Until a week ago I had never heard of the spirit called Applejack. Apparently back in Colonial times when strapping men were settling this great land of ours they produced a lot of apples. These apples were made into cider which was consumed in massive amounts and ranked as the number one beverage in America. Heck, John Adams liked to start his day with a tankard of the beverage. The left over cider was made into applejack during the winter by the freeze distillation process. This allowed for the alcohol in the cider to be concentrated, but risked producing methanol as a byproduct. Methanol can cause blindness, coma, or even death. Today’s applejack is safely distilled and one of its producers, Laird & Company is the oldest commercial distillery in America.

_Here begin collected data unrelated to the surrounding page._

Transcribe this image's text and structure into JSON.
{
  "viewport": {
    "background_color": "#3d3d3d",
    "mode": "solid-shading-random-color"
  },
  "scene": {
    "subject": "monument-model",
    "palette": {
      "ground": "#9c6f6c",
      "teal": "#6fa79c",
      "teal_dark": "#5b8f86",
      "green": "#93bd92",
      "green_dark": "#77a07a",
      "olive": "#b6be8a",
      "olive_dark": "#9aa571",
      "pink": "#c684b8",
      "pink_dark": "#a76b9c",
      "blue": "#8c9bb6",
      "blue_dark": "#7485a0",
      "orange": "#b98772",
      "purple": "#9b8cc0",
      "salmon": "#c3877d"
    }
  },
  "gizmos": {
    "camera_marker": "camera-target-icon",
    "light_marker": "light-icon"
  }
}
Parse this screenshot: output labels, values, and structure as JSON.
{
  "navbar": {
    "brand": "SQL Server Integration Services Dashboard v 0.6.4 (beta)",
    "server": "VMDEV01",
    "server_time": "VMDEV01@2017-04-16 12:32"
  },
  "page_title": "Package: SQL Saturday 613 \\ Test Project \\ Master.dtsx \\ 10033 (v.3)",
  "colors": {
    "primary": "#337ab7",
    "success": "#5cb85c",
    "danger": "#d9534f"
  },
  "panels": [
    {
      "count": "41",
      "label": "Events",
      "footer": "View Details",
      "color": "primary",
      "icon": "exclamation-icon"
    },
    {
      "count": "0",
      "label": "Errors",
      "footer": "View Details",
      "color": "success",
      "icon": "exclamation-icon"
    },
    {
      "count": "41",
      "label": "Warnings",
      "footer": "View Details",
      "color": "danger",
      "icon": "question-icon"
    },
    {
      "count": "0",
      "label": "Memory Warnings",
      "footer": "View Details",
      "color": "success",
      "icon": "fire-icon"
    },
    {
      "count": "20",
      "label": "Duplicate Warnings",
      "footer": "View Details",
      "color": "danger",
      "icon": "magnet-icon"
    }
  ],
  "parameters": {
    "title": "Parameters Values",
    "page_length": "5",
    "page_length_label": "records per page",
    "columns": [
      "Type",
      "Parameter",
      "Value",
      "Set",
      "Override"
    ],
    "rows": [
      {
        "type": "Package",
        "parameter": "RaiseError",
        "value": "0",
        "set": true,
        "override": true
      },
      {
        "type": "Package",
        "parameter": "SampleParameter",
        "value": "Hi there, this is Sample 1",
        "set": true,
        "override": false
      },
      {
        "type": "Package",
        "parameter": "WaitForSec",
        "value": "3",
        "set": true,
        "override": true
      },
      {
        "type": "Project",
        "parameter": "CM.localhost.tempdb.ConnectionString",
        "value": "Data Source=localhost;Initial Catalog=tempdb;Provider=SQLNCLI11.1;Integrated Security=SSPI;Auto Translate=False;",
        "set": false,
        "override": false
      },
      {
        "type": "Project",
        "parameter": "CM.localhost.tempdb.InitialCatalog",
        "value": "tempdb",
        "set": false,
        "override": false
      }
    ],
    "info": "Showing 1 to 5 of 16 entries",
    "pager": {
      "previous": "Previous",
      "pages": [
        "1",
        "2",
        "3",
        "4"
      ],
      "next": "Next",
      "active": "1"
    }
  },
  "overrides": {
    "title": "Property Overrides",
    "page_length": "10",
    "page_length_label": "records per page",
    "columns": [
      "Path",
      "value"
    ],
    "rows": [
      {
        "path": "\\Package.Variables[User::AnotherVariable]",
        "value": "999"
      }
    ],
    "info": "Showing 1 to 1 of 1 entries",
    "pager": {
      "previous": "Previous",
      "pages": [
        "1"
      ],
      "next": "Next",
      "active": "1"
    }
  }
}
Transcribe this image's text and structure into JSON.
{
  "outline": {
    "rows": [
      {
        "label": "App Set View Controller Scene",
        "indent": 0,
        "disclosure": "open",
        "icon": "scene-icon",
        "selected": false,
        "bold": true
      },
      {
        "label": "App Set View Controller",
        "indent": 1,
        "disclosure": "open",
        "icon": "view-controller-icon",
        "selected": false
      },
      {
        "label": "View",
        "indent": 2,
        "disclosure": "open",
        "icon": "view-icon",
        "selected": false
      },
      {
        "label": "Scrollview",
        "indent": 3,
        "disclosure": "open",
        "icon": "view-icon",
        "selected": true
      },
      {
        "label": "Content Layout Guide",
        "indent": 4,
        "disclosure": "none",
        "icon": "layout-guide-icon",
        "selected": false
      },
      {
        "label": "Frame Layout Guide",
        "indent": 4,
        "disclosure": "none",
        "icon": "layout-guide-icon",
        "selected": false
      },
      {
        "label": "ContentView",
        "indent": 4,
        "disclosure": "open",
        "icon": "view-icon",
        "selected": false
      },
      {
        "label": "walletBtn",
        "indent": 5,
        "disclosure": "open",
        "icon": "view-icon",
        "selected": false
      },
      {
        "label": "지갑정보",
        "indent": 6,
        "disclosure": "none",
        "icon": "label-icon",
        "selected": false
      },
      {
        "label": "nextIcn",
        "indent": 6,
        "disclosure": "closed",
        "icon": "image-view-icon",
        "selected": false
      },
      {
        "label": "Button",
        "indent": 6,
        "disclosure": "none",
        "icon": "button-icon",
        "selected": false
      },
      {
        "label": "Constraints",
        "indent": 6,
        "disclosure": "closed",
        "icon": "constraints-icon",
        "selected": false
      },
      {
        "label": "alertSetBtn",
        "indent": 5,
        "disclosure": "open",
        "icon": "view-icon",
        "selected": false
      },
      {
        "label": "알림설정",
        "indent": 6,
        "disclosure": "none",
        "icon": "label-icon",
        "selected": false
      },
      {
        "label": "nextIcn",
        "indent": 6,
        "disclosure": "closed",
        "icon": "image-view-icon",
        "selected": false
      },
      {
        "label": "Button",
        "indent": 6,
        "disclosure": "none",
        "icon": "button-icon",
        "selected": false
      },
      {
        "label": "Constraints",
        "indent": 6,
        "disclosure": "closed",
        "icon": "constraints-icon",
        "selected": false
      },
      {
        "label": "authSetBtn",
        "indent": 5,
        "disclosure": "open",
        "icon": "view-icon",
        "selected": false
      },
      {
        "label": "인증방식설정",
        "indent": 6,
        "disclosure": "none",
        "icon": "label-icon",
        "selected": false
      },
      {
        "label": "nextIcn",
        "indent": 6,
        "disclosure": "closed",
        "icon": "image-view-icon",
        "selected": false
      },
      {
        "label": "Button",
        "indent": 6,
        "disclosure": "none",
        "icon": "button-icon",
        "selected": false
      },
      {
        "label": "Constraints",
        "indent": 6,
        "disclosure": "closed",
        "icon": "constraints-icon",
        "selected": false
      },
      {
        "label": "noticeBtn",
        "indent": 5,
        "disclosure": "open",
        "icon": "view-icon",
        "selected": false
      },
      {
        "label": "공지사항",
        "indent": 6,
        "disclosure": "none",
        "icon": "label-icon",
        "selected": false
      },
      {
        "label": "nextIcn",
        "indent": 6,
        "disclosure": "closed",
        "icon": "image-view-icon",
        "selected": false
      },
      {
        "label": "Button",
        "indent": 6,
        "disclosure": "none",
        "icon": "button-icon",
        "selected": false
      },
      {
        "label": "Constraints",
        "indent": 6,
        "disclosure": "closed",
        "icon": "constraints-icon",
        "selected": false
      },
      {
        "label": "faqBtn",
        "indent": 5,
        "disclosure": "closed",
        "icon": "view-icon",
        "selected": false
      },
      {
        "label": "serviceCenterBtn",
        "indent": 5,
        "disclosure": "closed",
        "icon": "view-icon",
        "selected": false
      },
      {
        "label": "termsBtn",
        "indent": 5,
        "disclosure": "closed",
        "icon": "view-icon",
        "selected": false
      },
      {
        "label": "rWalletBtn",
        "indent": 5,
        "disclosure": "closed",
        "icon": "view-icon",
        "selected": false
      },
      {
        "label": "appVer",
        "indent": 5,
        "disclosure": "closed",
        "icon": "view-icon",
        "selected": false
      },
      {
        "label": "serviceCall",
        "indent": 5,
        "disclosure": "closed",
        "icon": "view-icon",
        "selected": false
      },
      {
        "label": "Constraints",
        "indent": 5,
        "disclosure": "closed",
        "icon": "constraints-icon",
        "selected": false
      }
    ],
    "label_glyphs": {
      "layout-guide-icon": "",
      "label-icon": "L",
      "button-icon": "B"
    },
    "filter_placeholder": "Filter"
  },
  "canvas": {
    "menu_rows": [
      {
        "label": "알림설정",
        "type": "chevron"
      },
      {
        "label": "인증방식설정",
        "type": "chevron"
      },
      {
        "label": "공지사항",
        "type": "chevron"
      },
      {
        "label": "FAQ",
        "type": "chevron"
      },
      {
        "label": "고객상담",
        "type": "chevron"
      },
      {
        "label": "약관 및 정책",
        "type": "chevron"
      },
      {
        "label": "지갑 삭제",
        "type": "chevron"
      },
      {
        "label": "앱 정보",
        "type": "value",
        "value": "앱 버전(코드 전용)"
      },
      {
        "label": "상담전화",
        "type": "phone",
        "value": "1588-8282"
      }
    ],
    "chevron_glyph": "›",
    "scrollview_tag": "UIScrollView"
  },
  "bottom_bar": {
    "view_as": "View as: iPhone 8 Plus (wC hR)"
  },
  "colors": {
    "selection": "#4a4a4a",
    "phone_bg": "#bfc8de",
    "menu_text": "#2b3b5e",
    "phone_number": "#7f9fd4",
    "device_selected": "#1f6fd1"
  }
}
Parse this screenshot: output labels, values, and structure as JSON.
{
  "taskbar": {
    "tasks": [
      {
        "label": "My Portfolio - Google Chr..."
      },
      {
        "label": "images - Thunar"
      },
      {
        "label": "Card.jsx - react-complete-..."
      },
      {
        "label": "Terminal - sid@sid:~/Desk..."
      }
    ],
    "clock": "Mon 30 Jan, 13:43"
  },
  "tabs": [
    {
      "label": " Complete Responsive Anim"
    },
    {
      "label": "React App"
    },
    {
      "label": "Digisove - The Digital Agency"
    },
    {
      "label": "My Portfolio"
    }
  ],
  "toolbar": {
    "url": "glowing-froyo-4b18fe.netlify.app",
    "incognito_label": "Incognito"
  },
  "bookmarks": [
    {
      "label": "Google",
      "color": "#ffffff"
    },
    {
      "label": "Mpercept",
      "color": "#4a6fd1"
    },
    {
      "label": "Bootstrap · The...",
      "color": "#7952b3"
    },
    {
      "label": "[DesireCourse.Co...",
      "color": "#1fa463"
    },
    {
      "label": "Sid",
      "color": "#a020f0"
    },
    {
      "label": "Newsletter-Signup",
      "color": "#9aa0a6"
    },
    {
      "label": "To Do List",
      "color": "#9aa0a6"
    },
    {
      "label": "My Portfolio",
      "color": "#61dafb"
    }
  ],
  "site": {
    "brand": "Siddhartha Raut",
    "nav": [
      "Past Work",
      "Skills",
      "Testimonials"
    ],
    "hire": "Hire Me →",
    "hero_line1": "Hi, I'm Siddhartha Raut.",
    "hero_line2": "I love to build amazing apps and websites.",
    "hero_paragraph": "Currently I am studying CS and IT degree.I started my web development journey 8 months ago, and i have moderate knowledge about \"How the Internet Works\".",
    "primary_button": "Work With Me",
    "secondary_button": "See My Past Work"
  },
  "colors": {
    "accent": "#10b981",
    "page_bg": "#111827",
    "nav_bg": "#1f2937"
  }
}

Enough with the history lesson, applejack can be used to make a variety of cocktails including the Jack Rose. The drink is a fairly straightforward mixture of applejack, grenadine, and lemon or lime juice. Which citrus to use is the matter of some debate. Douglas Ford of Cold Glass tackled the lemon vs. lime dilemma and noted the Savoy Cocktail Book used lemon, Laird & Company used lemon, but Forgotten Cocktails left the mixer of choice up to the bartender. My only question was which one tasted better?
To answer this I mixed up the drink both ways. I used a 1/2 oz of citrus in each drink. First up was lemon which certainly provided for a mouth puckering experience. The lime version was more subtle and at least to my untrained palate worked better with the apple notes of the drink’s star. Whichever juice you use, lemon or lime, the drink is a very pretty rose color.
2 oz applejack
1/2 oz. lime or lemon juice
1/2 oz. grenadine
Pour ingredients into a shaker, fill 1/2 way with cracked ice. Shake well and strain into a glass.
*One last note, my favorite cocktail glass broke in the sink last week. A cracked stem did it in, and I have yet to find any normal sized martini glasses in Tallahassee.